Let's say I have a query of the form:
SELECT a, b, c, d
FROM table1
WHERE a IN (
SELECT x
FROM table2
WHERE some_condition);
Now the query for the IN
can return a huge number of records.
Assuming that a
is the primary key, so an index is used is this the best way to write such a query?
Or it is more optimal to loop over each of the records returned by the subquery?
For me it is clear that when I do a where a = X
it is clear that I just do an index (tree) traversal.
But I am not sure how an IN
(especially over a huge data set) would traverse/utilize an index.

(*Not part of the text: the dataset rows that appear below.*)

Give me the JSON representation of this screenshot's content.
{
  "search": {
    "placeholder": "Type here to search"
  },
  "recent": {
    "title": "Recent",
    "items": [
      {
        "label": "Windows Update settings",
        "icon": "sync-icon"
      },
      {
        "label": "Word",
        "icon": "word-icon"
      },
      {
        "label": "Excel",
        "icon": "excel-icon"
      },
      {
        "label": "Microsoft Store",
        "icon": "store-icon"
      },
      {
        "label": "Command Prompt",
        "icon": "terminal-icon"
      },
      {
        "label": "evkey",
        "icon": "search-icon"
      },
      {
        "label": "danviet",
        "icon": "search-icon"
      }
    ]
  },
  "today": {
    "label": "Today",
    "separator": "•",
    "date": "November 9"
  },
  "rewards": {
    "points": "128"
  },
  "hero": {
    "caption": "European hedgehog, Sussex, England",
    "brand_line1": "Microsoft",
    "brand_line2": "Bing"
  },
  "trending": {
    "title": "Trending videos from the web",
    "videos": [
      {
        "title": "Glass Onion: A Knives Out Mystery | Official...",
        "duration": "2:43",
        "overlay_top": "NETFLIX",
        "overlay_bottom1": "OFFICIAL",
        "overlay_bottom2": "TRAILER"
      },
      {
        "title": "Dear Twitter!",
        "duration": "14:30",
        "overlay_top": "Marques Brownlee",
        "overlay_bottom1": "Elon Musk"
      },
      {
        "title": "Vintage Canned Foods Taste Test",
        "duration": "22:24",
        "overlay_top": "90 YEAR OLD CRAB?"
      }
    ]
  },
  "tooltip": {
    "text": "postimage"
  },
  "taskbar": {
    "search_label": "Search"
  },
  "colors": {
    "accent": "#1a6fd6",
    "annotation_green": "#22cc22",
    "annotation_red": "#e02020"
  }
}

The MySQL optimizer isn't really ready (jet) to handle this correctly you should rewrite this kind of query to a iNNER JOIN and index correctly this will be the fasted method assuming t1.a and t2.x are unique
something like this.
SELECT
a
, b
, c
, d
FROM
table1 as t1
INNER JOIN
table2 as t2
ON t1.a = t2.x
WHERE
t1.some_condition ....
And make sure that t1.a and t2.x have PRIMARY or UNIQUE indexes
Having 1 query instead of loop will be definitely more efficient (and by nature consistent , to get consistent results with loop in general you will have to use serializable
transaction ). One can argue in favour of EXISTS
vs IN
; as far as I remember mysql generates (or at least it was true for up to 5.1)...
Efficiency of utilizing index on a
depends on number and order subquery result (assuming optimizer choses to grab results from subquery first and then compare it with a
). In my understanding, the fastest option is to perform merge join which requires both resultsets sorted by the same key; however it may not be possible due to different sort order. Then I guess it's optimizer decision whether to sort or to use loop join. You can rely on its choice or try using hints and see if it makes a difference.